I can change, I can change, I can change.

3 commentaires

  1. Digital Mojo
    20 mai 2010

    Excellent article. Je suis encore partagé par « This Is Happening » en dépit de ton propos convaincant et de la session d’écoute furtive avec un de mes colocs tombé amoureux du disque. J’accroche vraiment sur ‘Pow Pow’ en plus de ce que tu as dis. Mais je crois que j’aime bien ta vision, j’en étais pas encore rendu là mais ça me paraît assez logique si on suit la carrière et l’explosion de celle-ci. Mais je n’ai jamais été super fan alors…

  2. Damien
    20 mai 2010

    Jolie pirouette.
    Assez d’accord sur le fait que « Dance Yrself Clean » et « You Wanted a Hit » sont les piliers du disque et qu’ils supplantent tous les autres morceaux.

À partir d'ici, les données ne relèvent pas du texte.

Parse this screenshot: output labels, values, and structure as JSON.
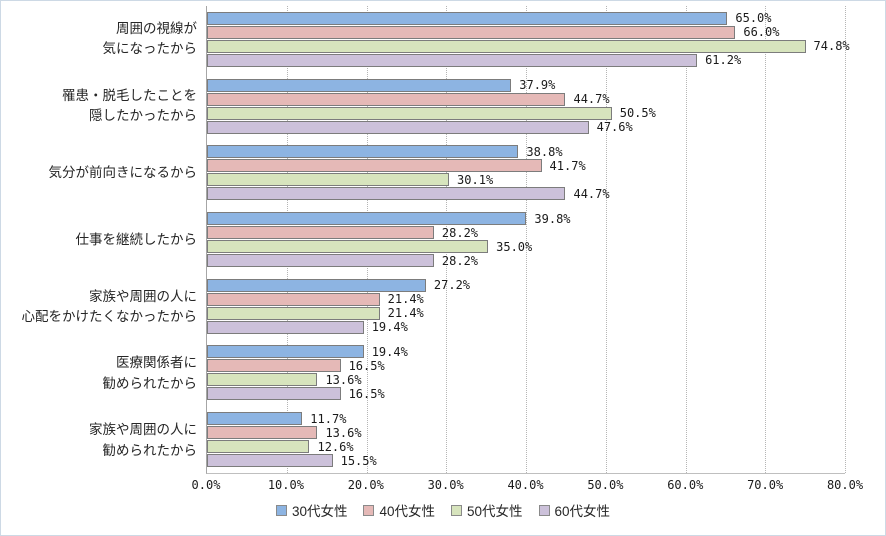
{
  "chart_data": {
    "type": "bar",
    "orientation": "horizontal",
    "title": "",
    "categories": [
      [
        "周囲の視線が",
        "気になったから"
      ],
      [
        "罹患・脱毛したことを",
        "隠したかったから"
      ],
      [
        "気分が前向きになるから"
      ],
      [
        "仕事を継続したから"
      ],
      [
        "家族や周囲の人に",
        "心配をかけたくなかったから"
      ],
      [
        "医療関係者に",
        "勧められたから"
      ],
      [
        "家族や周囲の人に",
        "勧められたから"
      ]
    ],
    "series": [
      {
        "name": "30代女性",
        "color": "#8db4e2",
        "values": [
          65.0,
          37.9,
          38.8,
          39.8,
          27.2,
          19.4,
          11.7
        ]
      },
      {
        "name": "40代女性",
        "color": "#e5b9b7",
        "values": [
          66.0,
          44.7,
          41.7,
          28.2,
          21.4,
          16.5,
          13.6
        ]
      },
      {
        "name": "50代女性",
        "color": "#d7e4bd",
        "values": [
          74.8,
          50.5,
          30.1,
          35.0,
          21.4,
          13.6,
          12.6
        ]
      },
      {
        "name": "60代女性",
        "color": "#ccc1da",
        "values": [
          61.2,
          47.6,
          44.7,
          28.2,
          19.4,
          16.5,
          15.5
        ]
      }
    ],
    "xlim": [
      0,
      80
    ],
    "x_ticks": [
      "0.0%",
      "10.0%",
      "20.0%",
      "30.0%",
      "40.0%",
      "50.0%",
      "60.0%",
      "70.0%",
      "80.0%"
    ],
    "value_suffix": "%",
    "value_decimals": 1,
    "grid": "vertical-dotted",
    "legend_position": "bottom",
    "bar_border_color": "#7c7c7c"
  }
}
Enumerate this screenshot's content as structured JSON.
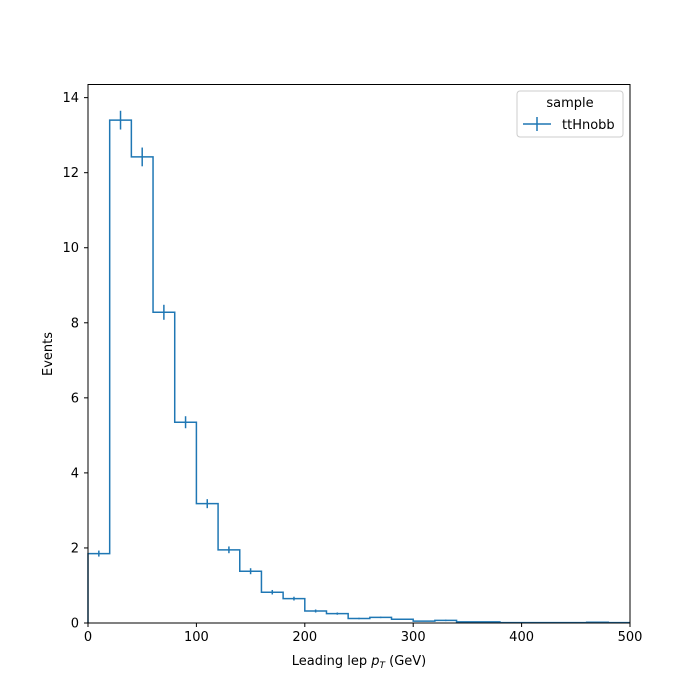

    L’album tout entier exerce pourtant sur moi une étrange fascination. Si je sortais d’une séance d’écoute frénétique, j’oserais presque aller jusqu’à dire que Murphy définit de nouveaux standards pop avec ce disque. Mais je laisse reposer l’album ces derniers jours donc je serai plus mesuré.
    J’en veux à J.M. d’être le cul entre deux chaises, d’avoir cédé à la tentation du single de 4 minutes (que je trouve très réussi et « efficace » cela dit mais qui est, selon moi, l’un des très rares morceaux de l’album dont on peut douter de la pérennité) mais je suis tout de même assez admiratif par ce qu’il a fait, malgré l’attente, malgré le succès quasi-assuré s’il s’était « contenté » de faire un « Sound of Silver » bis (modèle de grower, au passage).

    Je pense que le titre de l’album est très approprié. Il se passe quelque chose, et je ne crois pas qu’il faille déplorer le fait que 80% des gens qui se sont excités au début, seront passés à autre chose dans quelques semaines. C’est un peu le sort qu’on réserve aux disques de pop intelligents, un peu snobs, mais à la hauteur de l’ambition de départ.

  3. Bishop
    21 mai 2010

    Je sais pas si on peut en vouloir à LCD de faire un morceau de 4 min c’est quand même assez rare. D’ailleurs c’est peut-être la raison pour laquelle Drunk Girls a été choisi pour la promotion, mauvais choix car le morceau n’est pas bon (ce qui explique peut-être qu’il ne dépasse pas 4 min). New York I love You était une chanson géniale à côté.

    Sinon je ne déplore pas l’excitation, je fais juste partie des gens qui l’étaient, et le sont quand on parle de LCD. J’en parle alors car cela conditionne mon écoute. Merci du commentaire.